*Example synchronization of two perpendicular views, AP4 and AP2. For each view, we show trajectories of the cines in the embedding space. Using a principal component analysis reduction approach, we reduce the dimensionality of the embedding from 128 to 1 for visualization. We examine the synchronization of an AP4 and AP2 echo cine by comparing three distinct cardiac events: the earliest opening of the mitral valve, the maximum contraction of the left ventricle and the earliest closing of the mitral valve.
*Example synchronization of two other cardiac views, AP4 and PLAX, showing the extensibility and generalizability of the proposed model to other cardiac views.
*Example synchronization of three unique cardiac view angles, AP4, AP2, and PLAX, along with their trajectories in the embedding space.
*Example synchronization of four synched cines captured from AP4, AP2, AP5, and PLAX views along with their trajectories in the embedding space. In this example, the generalizibility of the method even in the views not found in the training set can be observed.
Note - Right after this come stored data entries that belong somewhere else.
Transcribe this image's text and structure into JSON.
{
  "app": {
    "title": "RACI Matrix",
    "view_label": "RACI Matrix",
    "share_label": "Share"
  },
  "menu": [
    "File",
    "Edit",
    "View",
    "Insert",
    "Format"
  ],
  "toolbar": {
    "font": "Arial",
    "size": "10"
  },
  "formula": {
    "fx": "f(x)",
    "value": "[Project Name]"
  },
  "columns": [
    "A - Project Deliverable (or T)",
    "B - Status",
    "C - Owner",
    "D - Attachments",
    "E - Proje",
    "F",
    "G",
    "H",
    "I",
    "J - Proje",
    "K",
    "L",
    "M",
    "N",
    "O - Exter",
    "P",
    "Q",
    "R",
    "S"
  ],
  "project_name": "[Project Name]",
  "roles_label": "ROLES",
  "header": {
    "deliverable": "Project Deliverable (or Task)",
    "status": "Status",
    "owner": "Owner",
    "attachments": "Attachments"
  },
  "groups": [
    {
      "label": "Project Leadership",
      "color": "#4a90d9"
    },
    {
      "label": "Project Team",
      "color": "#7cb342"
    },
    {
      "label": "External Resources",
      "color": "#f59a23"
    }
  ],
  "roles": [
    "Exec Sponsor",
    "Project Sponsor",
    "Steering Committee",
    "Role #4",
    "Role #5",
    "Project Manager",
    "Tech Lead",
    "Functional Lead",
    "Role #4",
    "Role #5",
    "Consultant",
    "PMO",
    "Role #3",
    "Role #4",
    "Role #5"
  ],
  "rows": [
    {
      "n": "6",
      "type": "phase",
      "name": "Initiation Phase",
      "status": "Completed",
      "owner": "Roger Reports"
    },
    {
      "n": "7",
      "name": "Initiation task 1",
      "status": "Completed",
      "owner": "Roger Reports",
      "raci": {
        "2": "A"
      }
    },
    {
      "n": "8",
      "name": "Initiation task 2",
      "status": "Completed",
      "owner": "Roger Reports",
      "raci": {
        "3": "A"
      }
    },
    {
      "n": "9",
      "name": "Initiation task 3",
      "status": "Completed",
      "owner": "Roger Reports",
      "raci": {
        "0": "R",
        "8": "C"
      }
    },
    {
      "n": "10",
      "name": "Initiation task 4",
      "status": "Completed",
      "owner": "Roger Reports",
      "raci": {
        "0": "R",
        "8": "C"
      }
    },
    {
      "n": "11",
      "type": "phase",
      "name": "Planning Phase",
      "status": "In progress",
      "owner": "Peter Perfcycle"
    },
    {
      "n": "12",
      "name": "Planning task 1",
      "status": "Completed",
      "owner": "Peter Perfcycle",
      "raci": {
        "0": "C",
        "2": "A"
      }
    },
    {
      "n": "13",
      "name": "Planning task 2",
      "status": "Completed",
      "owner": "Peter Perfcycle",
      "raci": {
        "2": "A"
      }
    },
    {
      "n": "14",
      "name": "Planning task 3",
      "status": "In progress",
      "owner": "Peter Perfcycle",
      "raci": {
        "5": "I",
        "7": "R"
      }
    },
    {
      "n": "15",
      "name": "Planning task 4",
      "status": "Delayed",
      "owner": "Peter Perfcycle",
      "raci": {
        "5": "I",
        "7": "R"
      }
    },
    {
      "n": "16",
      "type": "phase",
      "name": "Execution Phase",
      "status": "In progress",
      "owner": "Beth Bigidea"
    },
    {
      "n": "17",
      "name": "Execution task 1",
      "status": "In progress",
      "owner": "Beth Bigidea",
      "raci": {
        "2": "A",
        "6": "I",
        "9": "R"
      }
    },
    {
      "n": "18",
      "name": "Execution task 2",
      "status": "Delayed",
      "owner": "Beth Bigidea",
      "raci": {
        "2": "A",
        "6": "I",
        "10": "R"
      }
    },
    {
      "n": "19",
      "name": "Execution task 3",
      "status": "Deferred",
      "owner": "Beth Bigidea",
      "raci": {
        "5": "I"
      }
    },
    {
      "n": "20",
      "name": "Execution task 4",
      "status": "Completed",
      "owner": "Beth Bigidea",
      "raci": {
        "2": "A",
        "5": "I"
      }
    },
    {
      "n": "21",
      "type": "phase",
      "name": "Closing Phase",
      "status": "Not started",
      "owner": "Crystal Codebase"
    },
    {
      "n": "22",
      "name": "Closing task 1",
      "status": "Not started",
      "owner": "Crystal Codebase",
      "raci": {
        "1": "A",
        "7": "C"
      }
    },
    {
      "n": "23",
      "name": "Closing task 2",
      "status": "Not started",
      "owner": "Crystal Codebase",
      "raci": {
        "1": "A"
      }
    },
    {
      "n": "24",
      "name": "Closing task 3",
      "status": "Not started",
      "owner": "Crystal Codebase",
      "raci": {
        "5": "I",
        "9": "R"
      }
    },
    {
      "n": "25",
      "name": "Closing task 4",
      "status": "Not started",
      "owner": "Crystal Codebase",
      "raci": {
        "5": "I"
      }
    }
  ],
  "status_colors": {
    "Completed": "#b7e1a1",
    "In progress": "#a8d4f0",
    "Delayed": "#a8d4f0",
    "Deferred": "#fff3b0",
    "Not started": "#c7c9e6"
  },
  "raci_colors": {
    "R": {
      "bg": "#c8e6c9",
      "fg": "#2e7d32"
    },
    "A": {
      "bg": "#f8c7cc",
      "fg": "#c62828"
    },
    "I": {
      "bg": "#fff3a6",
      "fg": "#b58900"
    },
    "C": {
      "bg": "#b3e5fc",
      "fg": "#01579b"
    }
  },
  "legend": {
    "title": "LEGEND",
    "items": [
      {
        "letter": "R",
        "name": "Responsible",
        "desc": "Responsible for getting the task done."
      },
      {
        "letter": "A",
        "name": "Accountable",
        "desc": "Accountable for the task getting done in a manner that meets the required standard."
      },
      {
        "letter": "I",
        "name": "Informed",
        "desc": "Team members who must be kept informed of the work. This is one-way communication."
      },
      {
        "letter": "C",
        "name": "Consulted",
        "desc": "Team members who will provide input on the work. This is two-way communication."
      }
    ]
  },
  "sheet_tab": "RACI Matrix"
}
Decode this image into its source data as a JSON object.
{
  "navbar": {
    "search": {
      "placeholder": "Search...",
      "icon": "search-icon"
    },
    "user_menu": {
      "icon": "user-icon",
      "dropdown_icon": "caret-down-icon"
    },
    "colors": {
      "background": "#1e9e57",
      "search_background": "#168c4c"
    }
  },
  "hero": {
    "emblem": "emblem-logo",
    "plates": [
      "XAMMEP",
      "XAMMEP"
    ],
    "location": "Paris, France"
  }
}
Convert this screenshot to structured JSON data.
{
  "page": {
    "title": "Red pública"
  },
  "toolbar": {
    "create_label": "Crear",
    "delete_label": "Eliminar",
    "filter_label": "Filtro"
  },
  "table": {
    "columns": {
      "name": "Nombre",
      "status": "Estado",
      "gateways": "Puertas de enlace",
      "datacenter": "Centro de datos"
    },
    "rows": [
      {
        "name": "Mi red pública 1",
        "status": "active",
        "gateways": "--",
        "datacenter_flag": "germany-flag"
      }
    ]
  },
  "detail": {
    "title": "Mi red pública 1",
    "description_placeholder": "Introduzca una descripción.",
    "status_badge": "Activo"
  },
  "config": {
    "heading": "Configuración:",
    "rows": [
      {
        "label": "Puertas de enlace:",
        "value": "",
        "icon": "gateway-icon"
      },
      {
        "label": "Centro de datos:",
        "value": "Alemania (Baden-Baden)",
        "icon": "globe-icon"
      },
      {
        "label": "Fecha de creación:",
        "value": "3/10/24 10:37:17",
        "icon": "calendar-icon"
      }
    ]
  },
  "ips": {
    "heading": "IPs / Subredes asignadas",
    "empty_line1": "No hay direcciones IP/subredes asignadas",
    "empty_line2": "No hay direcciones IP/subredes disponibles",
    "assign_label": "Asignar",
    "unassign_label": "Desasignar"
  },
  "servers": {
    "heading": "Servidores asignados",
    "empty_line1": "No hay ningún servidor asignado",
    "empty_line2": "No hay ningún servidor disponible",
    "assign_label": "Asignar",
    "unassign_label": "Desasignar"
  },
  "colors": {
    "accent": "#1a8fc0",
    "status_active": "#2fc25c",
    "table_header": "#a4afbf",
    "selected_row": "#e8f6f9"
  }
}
*Example synchronization of cines captured from AP4 and AP2 views along with their trajectories in the embedding space. This experiment shows the robustness of the proposed synchronization method to different frame rates. We first produce downsampled versions of both cines at one-half and one-quarter of their original frame rate. Next, we create embeddings and perform synchronization using various combinations of original, half sampled and quarter sampled pairs.
The need for automatic echo synchronization:
- Calculation of clinical measurements in cardiac echo often require or benefit from having multiple synchronized views or accurately annotated keyframes.
- Traditional methods to synchronize echo rely on external factors such as an electrocardiogram which may not always be available; especially in the point of care setting.
To address these points we propose Echo-SynNet a neural network-based framework for automatic synchronization of cardiac echo. Echo-SynNet is trained using only self-supervised methods and is hence cheap to train or finetune on any dataset.
Echo-SyncNet is an encoder style CNN trained to produced low dimensional and feature-rich embedding sequences cardiac ultrasound videos. The embedding vectors carry a powerful semantic understanding of the structure and phase of the heartbeat. Videos can be synchronized simply by performing feature matching on their embedding sequences.
Echo-SyncNet is trained on a dataset of 3070 unannotated echo studies. We use a multiobjective self-supervised loss, described in detail in our paper, to promote the consistency of embedding features across multiple training samples.